Founders' Stories | Kon Tum and its Indigenous Tribes
Kon Tum, is a city along found along the Ho Chi Minh Highway, in Central Vietnam. It is mountainous here, there's always a chill in the air in the mornings and nights, and there's something really special found in the mountains here.
I have always had a fascination and respect for indigenous cultures worldwide. I find their "primitive" ways beyond interesting; it is their dependence on their land that gives that so much respect for it, something city dwellers have long forgotten.
The first time I went to Kon Tum, I blitzed through it on my bike, it was just a convenient stopping point for the afternoon. I went around, checked out the very few things, that was suggested online and then started speaking with a few locals. I heard about A and I was obsessed about coming back to meet him and go trekking with him.
About a year later, I finally made it back and had the best 3 days with him and the indigenous mountain folk here. A acts as your guide and translator. A is an artist, a gardener, and a humble man. He knows so much about Montagnard friends, a name originally given to this group of people by the French, because of his naughty childhood; basically as a boy, he was sent out to live with them as "punishment" because his parents didn't know what else to do with him. He developed a relationship and respect for the Montagnard and has been supporting them as much as he can through tourism and personal means.
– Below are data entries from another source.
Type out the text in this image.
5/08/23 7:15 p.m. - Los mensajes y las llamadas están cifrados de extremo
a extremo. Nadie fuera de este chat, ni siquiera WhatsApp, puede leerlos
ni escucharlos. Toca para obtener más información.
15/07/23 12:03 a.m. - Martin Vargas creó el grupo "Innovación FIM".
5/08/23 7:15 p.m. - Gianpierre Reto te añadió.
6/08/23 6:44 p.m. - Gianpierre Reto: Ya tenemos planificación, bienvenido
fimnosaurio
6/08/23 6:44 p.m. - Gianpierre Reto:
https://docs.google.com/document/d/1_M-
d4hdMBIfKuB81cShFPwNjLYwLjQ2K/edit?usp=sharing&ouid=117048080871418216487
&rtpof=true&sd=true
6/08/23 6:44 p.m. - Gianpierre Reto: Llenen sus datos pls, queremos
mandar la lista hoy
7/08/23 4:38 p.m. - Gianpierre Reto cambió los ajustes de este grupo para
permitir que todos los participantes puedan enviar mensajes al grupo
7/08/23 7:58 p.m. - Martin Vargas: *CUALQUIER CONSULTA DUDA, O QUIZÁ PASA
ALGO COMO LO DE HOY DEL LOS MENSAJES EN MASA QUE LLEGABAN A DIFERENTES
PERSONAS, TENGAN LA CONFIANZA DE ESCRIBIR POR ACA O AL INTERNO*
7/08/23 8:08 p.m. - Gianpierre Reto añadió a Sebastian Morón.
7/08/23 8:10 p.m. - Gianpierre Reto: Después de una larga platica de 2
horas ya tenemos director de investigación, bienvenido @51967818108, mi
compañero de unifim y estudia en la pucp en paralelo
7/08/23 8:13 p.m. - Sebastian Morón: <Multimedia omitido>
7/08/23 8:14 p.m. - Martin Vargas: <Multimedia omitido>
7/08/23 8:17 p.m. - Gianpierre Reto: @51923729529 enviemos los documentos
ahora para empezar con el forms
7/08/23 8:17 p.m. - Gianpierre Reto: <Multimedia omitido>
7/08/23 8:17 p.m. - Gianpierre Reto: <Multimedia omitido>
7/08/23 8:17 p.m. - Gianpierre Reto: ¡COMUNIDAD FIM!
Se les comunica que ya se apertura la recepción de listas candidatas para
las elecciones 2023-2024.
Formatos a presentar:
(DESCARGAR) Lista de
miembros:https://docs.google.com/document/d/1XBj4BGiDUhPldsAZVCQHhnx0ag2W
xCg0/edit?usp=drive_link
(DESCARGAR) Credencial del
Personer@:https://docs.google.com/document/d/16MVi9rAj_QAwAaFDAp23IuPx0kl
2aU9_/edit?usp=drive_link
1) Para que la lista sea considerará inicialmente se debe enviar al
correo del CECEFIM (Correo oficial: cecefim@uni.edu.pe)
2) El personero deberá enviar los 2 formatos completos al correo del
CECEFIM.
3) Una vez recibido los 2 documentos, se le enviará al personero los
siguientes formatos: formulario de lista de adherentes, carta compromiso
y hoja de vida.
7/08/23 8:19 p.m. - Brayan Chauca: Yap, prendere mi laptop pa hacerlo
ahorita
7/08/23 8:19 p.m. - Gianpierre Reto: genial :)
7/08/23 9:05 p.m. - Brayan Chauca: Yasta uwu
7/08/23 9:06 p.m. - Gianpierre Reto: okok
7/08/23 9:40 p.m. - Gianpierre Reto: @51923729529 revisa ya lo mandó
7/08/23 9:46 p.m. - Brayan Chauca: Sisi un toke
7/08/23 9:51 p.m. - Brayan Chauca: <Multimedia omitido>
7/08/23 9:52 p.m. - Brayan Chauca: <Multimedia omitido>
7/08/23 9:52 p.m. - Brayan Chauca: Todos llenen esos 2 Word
On this light trekking tour, you experience a throw back to our ancestral ways. Translated to English the Montagnard "eat the forest, and eat the mountain". You will learn about how they live off their land, work together as a community, continue to uphold traditions of their parents' parents' parents'! It truly is humbling spending time with A and the Montagnard.
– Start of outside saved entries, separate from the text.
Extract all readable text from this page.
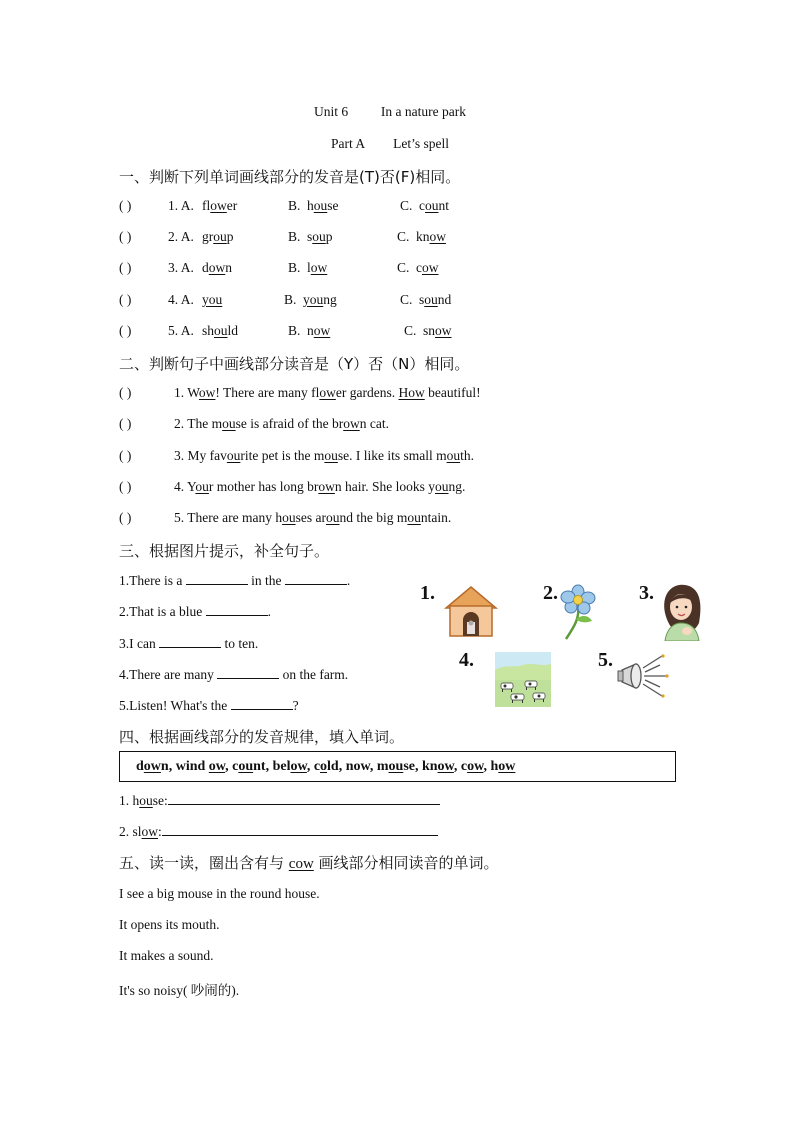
Unit 6 In a nature park
Part A Let’s spell
一、判断下列单词画线部分的发音是(T)否(F)相同。
( )	1. A. flower	B. house	C. count
( )	2. A. group	B. soup	C. know
( )	3. A. down	B. low	C. cow
( )	4. A. you	B. young	C. sound
( )	5. A. should	B. now	C. snow
二、判断句子中画线部分读音是（Y）否（N）相同。
( )	1. Wow! There are many flower gardens. How beautiful!
( )	2. The mouse is afraid of the brown cat.
( )	3. My favourite pet is the mouse. I like its small mouth.
( )	4. Your mother has long brown hair. She looks young.
( )	5. There are many houses around the big mountain.
三、根据图片提示，补全句子。
1.There is a	in the	.
2.That is a blue	.
3.I can	to ten.
4.There are many	on the farm.
5.Listen! What's the	?
1.	2.	3.
4.	5.
四、根据画线部分的发音规律，填入单词。
down, wind ow, count, below, cold, now, mouse, know, cow, how
1. house:
2. slow:
五、读一读，圈出含有与 cow 画线部分相同读音的单词。
I see a big mouse in the round house.
It opens its mouth.
It makes a sound.
It's so noisy( 吵闹的).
Just a quick head ups - Southeast Asia is comprised of mostly "developing" nations but you will be surprised how developed everywhere is. Locals may live simply, but they live comfortably and happily.
I spent three days in Kon Tum. A day around the surrounding villages. Two days in the mountains. Here are the highlights
Spending the night with a Montagnard family
I was invited into their home with open arms. Although I do not speak their local language, A was there to answer all my questions. My night with them was just one of those nights that will stay with my forever. The other families came over and sat around drinking rice wine to stay warm, they gossiped about what was happening in nearby villages, and shared everything. The one thing I truly admired about the Montagnard was the importance of fire to them. The word for fire is Unh, and their lives revolve around fire. So in English there is cooking fire, field fire, togetherness fire, home fire, and their word and explanation for marriage fire. I don't want to butcher the story and ruin things for you, but this truly is one of those "you had to be there" kind of situations.
I accidentally ended up at a traditional indigenous wedding of the BaNar Kon Tum people. The bride was dressed like a princess. And all this wedding boiled down to was a good time. Vases of rice wine, karaoke, food and all their friends and family. My favourite touch was rice wine that came in a packaged how you would win a goldfish at a county fair. This just made me think about the contrast of local village weddings to the extravagant western and Chinese weddings I have been to. I think that this one was more fun and definitely less stressful.
Kon Tum Gong Culture
I am a big into origin stories and heritage so for me to have not heard of this; UNESCO named this a Masterpiece of the Intangible Heritage of Humanity. And once again I was brought back down to Earth when the elders of the village thought that my presence there was important enough for them to play a traditional gong number. There was met a man who was 103 years old, the oldest of the tribe and the "gong doctor", the only man who knows how to fix the sound of misshapen gongs. To say the least, this was special.
A long weekend is all it takes to make your way to Kon Tum and back. Obviously, the longer you can stay the more you can get out of you trip. But I recommend 3 days 3 nights minimum.